Partial Birth Abortion and Stare Decisis: What Would Lincoln Do?
Here is an opinion piece, “What Would Lincoln Do?,” from the current issue of The Weekly Standard, which is adapted from the amicus curiae brief that Mike Paulsen (Minnesota) and I filed in the upcoming partial-birth-abortion cases. Here is a bit:
For as long as Americans have known about the several thousand partial-birth abortions performed each year, they have–by comfortable and consistent margins–agreed with the late senator Daniel Patrick Moy nihan that “[the procedure] is infanticide, and one would be too many.” Nevertheless, the Supreme Court declared six years ago in Stenberg v. Carhart that Nebraska’s effort to ban this particular late-term abortion method violated the right to abortion that was manufactured in the 1973 Roe v. Wade case.
Congress responded with a ban of its own, one that was designed to satisfy the standards set out in Carhart. But this effort, the federal Partial-Birth Abortion Ban Act of 2003, has now been rejected by lower federal courts. The question before the Court now, in Gonzales v. Carhart and Gonzales v. Planned Parenthood, is whether the justices will permit us to regulate this procedure, which revolts Red and Blue America alike. . . .

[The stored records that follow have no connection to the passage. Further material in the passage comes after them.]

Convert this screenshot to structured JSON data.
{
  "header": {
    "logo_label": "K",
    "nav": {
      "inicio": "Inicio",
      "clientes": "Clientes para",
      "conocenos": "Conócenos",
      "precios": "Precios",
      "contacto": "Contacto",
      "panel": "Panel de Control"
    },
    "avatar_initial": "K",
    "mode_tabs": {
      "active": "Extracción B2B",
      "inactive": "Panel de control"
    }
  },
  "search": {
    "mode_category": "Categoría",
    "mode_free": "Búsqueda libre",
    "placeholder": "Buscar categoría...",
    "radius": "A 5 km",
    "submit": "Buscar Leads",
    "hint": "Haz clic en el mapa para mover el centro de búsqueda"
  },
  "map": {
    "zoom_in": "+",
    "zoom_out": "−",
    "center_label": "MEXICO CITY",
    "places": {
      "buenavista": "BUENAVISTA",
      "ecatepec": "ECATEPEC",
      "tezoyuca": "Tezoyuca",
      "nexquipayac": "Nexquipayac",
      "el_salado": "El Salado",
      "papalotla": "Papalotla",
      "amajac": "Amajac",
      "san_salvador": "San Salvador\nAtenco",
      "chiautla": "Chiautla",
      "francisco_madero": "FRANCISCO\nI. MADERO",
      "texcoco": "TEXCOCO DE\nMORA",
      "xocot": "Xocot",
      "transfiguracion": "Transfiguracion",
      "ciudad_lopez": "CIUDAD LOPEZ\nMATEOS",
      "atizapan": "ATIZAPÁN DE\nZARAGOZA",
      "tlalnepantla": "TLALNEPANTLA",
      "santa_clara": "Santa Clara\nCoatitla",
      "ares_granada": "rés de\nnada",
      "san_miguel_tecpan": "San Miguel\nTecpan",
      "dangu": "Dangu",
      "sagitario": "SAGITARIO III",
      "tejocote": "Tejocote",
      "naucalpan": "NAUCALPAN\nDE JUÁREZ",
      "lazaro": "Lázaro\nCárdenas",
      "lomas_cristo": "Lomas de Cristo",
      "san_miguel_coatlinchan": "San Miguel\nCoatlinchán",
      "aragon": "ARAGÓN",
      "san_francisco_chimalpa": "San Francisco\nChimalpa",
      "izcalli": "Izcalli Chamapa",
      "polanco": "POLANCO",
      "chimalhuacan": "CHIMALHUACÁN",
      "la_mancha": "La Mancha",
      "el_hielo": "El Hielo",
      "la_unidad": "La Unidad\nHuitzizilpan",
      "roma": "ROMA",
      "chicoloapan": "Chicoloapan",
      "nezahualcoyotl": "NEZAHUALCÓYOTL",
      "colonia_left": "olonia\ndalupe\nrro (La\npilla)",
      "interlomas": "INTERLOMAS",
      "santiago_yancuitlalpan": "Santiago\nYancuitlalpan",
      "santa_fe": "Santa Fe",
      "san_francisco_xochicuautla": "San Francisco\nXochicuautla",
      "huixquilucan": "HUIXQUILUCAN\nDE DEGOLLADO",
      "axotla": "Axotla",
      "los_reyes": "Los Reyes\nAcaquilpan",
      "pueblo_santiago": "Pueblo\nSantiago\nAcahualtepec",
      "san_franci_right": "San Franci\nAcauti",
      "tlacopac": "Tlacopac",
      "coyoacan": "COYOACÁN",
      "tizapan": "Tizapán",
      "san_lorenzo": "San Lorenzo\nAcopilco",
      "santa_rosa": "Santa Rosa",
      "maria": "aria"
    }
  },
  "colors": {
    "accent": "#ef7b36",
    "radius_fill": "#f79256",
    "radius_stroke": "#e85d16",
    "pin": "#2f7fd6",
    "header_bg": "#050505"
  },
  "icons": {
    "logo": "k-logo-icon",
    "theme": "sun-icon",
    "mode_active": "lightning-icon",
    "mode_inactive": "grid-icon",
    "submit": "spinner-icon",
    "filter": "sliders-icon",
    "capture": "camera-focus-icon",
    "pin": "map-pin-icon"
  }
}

In fact, the justices could probably uphold the federal ban without reversing the Stenberg decision. But they shouldn’t. The Court’s time and constitutional powers would be better spent, and the rule of law better served, if Stenberg were simply abandoned.
What about stare decisis, though? Don’t the editors at the Times have a point when they urge deference to precedent? Of course they do. It is eminently sensible for courts to stick with settled decisions, absent special and strong justification. But the doctrine of stare decisis, properly understood, is not an inexorable command of blind, unquestioning adherence to the most recently decided case. It is not, as Justice Frankfurter once put it, the “imprisonment of reason.” It is, instead, a principle of judicial policy, a flexible, practical idea that leaves plenty of room for discretion as to how it should be applied in any given set of circumstances. . . .
Contrary to the ruling in Stenberg, nothing in our constitutional text, history, tradition, or structure supports, let alone compels, the conclusion that the American people may not affirm our commitment to decency and human dignity by rejecting partial-birth abortion. Nor does the judicial policy of stare decisis shackle the Court to such a horribly wrong precedent–be it Stenberg or Dred Scott.